Materials and methods:
Patients with colorectal, lung, stomach, pancreatic, breast, or gynecologic cancer were enrolled after VTE screening and before starting cancer treatment. The follow-up period was one year. The main outcomes were the incidences of symptomatic VTE, bleeding events (major or clinically relevant non-major), and all-cause death, evaluated according to VTE presence/absence at baseline. Multivariate analyses were conducted to identify risk factors for events.
Results:
Among 9630 patients, the one-year cumulative incidences of symptomatic VTE, bleeding events, and all-cause death were 0.5%, 1.4%, and 12.2%, respectively.
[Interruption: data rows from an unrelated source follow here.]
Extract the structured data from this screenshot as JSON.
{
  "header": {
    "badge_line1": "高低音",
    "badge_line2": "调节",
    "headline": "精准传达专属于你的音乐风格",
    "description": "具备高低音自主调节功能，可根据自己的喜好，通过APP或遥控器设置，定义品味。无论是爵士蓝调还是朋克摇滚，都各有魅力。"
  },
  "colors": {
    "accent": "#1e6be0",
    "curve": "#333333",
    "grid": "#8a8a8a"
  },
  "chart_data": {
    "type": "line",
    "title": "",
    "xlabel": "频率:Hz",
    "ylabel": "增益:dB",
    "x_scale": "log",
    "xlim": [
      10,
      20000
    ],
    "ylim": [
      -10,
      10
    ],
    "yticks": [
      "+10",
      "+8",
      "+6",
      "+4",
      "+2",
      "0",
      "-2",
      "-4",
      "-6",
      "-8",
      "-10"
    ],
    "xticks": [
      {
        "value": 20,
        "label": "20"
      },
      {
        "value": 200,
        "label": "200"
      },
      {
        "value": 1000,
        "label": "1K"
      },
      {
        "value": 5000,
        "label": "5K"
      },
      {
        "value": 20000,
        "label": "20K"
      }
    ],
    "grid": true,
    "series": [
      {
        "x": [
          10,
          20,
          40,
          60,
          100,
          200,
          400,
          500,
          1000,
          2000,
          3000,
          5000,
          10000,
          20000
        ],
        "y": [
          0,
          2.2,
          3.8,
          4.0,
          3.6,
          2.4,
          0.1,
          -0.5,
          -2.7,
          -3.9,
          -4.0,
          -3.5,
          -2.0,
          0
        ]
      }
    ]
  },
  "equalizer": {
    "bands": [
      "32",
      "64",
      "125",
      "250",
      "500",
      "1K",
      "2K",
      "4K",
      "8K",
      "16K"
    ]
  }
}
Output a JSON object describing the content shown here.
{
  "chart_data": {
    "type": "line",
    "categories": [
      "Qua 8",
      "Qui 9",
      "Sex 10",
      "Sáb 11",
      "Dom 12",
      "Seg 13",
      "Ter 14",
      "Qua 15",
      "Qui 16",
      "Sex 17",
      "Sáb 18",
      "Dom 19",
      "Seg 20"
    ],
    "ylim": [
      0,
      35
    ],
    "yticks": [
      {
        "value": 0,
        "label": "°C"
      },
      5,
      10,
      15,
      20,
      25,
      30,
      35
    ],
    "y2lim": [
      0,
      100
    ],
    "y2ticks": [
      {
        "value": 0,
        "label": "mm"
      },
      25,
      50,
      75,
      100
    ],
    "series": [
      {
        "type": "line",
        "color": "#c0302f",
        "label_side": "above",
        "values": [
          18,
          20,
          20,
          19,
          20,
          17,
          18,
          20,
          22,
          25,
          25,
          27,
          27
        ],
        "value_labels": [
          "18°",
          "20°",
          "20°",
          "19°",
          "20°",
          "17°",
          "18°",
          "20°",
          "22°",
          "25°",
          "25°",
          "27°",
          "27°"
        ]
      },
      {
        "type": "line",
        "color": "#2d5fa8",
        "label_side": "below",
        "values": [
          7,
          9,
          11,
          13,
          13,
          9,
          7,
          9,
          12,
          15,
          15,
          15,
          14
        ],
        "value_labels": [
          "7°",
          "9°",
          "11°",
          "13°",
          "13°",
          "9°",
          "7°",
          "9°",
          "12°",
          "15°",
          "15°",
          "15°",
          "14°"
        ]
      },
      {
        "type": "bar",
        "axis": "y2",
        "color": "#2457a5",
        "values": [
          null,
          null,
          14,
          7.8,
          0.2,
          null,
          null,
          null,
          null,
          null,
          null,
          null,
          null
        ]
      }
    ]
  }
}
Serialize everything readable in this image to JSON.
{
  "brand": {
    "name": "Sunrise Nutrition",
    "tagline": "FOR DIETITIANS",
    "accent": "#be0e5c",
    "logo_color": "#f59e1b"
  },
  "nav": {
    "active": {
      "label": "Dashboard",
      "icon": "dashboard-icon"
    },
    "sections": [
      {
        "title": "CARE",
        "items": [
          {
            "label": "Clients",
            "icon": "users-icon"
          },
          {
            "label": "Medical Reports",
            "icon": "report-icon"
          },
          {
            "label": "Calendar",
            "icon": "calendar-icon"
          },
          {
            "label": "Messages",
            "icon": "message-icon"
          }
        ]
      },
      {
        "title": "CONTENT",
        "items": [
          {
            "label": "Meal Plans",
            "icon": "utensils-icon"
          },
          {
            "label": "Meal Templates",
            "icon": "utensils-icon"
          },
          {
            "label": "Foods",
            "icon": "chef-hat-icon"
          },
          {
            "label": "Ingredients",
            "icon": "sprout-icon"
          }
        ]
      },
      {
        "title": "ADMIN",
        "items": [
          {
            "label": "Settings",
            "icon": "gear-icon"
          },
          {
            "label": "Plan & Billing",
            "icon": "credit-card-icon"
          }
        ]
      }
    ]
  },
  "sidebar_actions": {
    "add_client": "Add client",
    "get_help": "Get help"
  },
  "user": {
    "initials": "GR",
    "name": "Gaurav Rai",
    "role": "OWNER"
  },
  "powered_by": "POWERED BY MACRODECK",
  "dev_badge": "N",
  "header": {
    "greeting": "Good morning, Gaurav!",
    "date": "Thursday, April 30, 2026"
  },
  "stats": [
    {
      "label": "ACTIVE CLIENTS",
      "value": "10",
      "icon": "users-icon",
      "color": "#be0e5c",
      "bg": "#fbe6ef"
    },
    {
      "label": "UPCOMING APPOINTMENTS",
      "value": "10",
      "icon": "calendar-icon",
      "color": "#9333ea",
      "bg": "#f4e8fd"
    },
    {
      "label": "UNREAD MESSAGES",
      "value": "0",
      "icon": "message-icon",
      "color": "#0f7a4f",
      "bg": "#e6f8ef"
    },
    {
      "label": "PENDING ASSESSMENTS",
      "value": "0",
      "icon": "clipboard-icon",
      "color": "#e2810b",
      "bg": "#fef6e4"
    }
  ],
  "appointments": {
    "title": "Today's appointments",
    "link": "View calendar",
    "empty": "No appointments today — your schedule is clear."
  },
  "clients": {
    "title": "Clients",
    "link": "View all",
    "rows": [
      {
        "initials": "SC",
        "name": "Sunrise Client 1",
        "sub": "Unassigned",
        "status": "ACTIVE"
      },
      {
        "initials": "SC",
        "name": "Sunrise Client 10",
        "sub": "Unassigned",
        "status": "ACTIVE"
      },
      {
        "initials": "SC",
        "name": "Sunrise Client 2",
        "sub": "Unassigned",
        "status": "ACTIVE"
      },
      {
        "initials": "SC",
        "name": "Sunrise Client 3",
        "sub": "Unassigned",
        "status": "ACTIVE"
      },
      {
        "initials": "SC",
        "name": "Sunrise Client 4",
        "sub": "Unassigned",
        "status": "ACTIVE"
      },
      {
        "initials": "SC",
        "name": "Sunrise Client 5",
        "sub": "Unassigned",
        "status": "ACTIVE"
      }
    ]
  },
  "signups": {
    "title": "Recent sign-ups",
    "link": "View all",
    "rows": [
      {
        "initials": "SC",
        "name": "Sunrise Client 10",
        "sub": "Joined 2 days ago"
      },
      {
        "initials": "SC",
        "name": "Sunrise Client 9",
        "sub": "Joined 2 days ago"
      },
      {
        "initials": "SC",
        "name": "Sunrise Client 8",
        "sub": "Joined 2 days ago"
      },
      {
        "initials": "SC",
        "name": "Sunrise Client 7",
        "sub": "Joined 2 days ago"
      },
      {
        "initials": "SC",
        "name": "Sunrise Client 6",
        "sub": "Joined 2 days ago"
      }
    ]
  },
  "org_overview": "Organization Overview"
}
The majority of VTEs identified at baseline were asymptomatic distal deep vein thromboses; however, affected patients had higher event rates during the follow-up period. The most important independent risk factor for developing symptomatic VTE, bleeding events, and death during the follow-up period was the presence of symptomatic or asymptomatic VTE at baseline.
Conclusions:
These data have revealed the incidence of symptomatic VTE in Japanese patients with solid tumors during one year of follow-up. The presence of any VTE before initiating cancer treatment was an independent risk factor for symptomatic VTE, bleeding events, and death during subsequent treatment.